Posts Tagged ‘invites’

Bridal Shower Invitations Etiquette

Thursday, February 9th, 2012

Bridal showers, just like weddings, have etiquette guidelines for sending out bridal shower invitations. These should be followed closely for more traditional showers, but can be used to answer any questions the party planner may have.

Commonly, bridal showers are get-togethers for female guests to the wedding. The guests can be from both the bride’s and groom’s side. However, not every female invited to the wedding needs to receive bridal shower invitations. These gift-giving parties are typically for the brides closest family and friends. Etiquette states that every guest to a bridal shower should also be invited to the wedding.

Although they are traditionally for the females, showers that are co-ed are also popular. These allow the groom to attend, as well as other male friends and family. These are also sometimes referred to as couple or Jack and Jill showers. The groom and a few of his male guests may also make an appearance during the shower. Be sure to indicate on the bridal shower invites whether the party will be co-ed.

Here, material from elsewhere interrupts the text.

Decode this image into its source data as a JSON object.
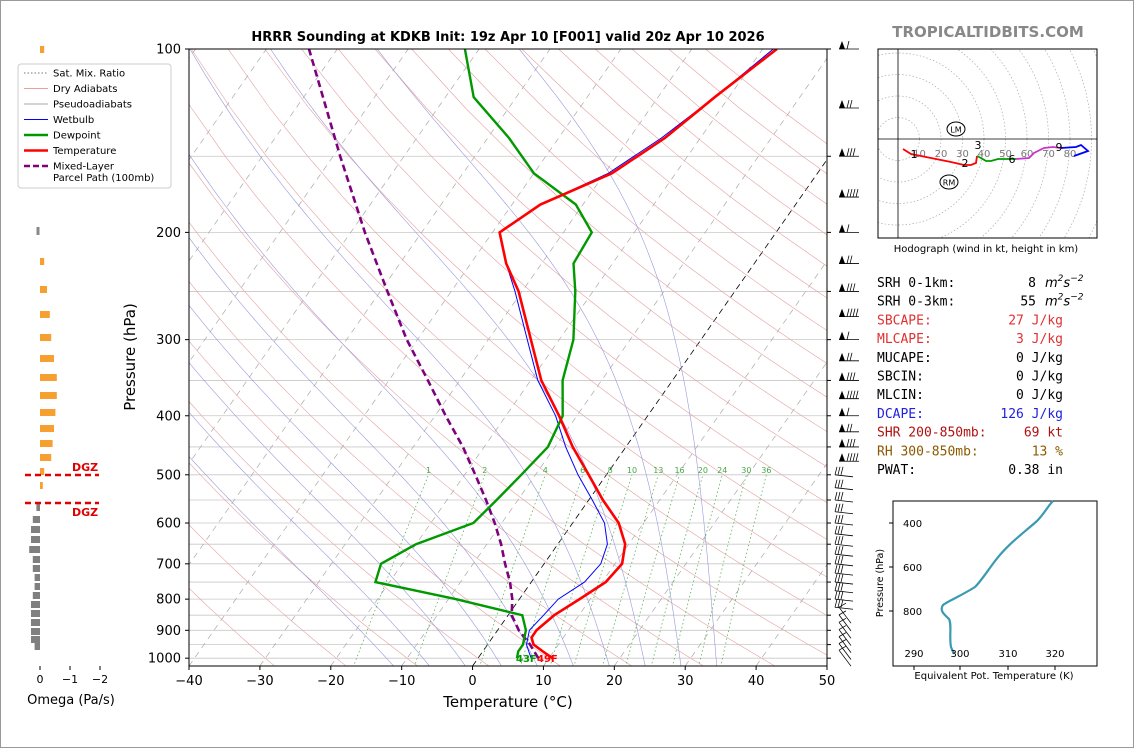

Many bridal showers are planned as a surprise to the bride. If this is the case, she will not receive a bridal shower invitation. If she does know about it or is helping to plan it, sending her an invitation is not strictly necessary. The invites do make great keepsakes, so be sure to set one aside for the bride.

There may be some guests that will not be able to make it to the shower. Sending bridal shower invitations to them, even though they may not come, is still acceptable. It shows the guest that they are important to the bride and that they should come if it all possible.

Be sure to put all pertinent information on each bridal shower invitation. Showers are typically held one to two months before the wedding, but can be held as far in advance as necessary. There is no etiquette suggesting where the shower should take place. Also, remember to include a phone number, address, and RSVP instructions.

As with save the date cards, send out invitations at least a month
before the shower, and each guest should receive one. Use the formal name of the guests, using titles such as missus or miss. The bridal shower invites should be handwritten. Registry information can be included in the invitation, either printed or handwritten. Do not include the cards that many stores supply when the bride registers.